Robinhood Shifts Some World Cup Bets to Rothera, Reducing Reliance on Kalshi

Taylor Wilson
Published 2026-06-04About 5 min read

Robinhood is routing part of its World Cup prediction contracts to Rothera, an exchange it co-owns, using the world's biggest sporting event as a stress test to diversify away from a single supplier.

01

What exactly is happening?

Robinhood is shifting some event contracts across 104 World Cup matches from Kalshi to Rothera.
Rothera is a U.S. derivatives exchange; Robinhood and Susquehanna International Group acquired a majority stake last year.
This means → Robinhood is no longer just reselling another platform's contracts — it is starting to run volume through an exchange it controls.
02

Why use the World Cup as the proving ground?

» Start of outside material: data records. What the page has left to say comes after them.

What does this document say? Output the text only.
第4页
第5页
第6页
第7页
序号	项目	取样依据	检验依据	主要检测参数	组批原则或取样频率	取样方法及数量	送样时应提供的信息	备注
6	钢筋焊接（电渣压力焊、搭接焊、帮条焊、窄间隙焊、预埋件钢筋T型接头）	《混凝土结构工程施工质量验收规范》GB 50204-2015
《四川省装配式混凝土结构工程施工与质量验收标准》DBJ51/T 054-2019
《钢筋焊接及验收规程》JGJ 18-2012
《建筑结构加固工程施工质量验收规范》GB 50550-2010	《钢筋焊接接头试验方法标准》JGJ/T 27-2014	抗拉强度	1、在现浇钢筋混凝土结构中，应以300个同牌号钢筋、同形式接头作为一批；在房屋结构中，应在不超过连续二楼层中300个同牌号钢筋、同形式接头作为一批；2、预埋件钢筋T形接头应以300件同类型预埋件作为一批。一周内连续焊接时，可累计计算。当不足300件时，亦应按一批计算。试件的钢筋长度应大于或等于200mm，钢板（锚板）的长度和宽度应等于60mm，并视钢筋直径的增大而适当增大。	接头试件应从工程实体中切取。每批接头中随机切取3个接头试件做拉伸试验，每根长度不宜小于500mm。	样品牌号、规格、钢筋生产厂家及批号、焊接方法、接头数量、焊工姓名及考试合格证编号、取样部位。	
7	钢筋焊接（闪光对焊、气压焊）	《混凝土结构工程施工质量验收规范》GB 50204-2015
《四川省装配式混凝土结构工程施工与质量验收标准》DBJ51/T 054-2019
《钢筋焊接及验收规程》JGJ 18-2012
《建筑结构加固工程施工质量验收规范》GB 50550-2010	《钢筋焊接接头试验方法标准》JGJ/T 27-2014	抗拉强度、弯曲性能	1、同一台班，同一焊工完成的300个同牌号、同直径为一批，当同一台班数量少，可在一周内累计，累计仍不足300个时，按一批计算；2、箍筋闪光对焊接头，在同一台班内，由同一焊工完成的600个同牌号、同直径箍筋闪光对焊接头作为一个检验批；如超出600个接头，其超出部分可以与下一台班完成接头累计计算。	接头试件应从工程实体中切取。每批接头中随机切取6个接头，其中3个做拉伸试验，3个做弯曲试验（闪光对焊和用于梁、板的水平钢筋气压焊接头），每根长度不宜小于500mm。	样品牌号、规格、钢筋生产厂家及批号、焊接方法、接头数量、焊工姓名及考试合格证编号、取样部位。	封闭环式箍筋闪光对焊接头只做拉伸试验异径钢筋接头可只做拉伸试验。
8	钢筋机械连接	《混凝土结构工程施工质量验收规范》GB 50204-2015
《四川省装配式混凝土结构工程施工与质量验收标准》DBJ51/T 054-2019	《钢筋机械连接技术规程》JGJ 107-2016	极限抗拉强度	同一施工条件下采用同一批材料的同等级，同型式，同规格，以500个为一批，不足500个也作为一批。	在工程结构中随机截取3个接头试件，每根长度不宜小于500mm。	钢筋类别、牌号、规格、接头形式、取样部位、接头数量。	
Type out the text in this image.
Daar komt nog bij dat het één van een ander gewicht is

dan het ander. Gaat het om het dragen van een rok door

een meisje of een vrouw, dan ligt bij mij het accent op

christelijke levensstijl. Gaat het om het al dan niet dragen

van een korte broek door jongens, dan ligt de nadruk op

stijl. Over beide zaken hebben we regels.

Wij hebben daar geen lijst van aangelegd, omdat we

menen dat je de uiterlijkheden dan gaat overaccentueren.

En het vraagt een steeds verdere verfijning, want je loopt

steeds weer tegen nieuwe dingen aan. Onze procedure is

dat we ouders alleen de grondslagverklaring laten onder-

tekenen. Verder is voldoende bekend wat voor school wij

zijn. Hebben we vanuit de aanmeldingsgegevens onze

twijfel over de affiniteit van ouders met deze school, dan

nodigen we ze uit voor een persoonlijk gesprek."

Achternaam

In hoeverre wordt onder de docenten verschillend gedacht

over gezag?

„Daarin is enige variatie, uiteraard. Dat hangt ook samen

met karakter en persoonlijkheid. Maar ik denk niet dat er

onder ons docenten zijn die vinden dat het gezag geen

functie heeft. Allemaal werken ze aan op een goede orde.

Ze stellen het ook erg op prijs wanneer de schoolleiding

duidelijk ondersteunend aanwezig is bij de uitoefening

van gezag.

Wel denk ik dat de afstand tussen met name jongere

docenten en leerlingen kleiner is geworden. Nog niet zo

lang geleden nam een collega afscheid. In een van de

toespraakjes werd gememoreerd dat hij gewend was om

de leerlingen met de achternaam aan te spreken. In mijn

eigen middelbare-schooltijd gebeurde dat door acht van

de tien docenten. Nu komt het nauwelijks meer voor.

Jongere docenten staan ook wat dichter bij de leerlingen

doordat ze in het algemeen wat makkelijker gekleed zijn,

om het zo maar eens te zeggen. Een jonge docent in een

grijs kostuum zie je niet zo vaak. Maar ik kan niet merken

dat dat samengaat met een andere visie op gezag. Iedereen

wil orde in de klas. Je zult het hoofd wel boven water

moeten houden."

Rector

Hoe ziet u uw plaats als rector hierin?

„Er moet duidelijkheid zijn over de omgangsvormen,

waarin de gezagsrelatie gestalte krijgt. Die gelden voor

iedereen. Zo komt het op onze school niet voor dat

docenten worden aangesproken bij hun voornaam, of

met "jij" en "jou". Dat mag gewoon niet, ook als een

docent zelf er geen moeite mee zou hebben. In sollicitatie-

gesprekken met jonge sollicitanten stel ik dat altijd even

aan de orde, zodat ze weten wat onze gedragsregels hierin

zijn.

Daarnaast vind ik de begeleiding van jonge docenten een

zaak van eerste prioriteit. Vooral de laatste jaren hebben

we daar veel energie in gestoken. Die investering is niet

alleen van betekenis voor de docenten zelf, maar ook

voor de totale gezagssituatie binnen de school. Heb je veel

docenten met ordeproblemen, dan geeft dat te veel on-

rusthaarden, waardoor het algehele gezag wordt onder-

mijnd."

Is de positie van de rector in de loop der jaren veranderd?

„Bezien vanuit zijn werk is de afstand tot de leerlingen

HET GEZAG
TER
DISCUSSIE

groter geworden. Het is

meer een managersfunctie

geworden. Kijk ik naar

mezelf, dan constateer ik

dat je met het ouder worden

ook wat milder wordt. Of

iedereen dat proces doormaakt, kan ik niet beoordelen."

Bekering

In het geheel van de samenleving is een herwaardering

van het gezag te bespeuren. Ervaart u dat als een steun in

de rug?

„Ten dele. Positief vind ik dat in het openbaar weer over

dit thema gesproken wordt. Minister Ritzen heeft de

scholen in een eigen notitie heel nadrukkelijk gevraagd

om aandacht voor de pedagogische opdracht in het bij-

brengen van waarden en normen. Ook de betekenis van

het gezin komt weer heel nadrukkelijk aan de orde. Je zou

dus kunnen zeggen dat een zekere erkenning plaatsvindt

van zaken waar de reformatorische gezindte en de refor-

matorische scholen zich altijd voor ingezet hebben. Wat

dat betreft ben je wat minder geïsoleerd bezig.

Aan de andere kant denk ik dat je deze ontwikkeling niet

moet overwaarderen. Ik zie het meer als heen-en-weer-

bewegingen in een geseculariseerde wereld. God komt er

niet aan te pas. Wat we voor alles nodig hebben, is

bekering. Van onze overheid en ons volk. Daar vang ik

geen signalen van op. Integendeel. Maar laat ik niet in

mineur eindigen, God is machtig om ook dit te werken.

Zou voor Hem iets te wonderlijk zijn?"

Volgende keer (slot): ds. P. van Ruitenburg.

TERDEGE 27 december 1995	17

Prediction markets are Robinhood's fastest-growing product — over 16 billion event contracts processed this year, already surpassing the 12 billion traded in all of 2025.
VP and GM JB Mackenzie called the World Cup "one of the largest trading events ever."
In plain terms = the bigger the event, the harder the stress test — if Rothera can handle peak World Cup traffic, it is ready for real-world scale.
03

What does this mean for Kalshi?

Bernstein analysis shows Robinhood users accounted for nearly one-quarter of Kalshi's total volume in March.
Kalshi's market tracking the World Cup champion has already exceeded $76 million in volume.
This means → every contract Robinhood reroutes to Rothera directly cuts into Kalshi's volume and fee revenue.
04

How will contracts be split between platforms?

Mackenzie said routing decisions during the tournament will depend on market liquidity and clarity of outcome determination.
Contracts routed through Rothera will carry lower fees than those via Kalshi or other platforms.
In plain terms = orders flow to whichever platform offers better pricing and cleaner settlement at the time — and Rothera, as an in-house exchange, has a built-in cost edge.

Content is for reference only, not financial advice.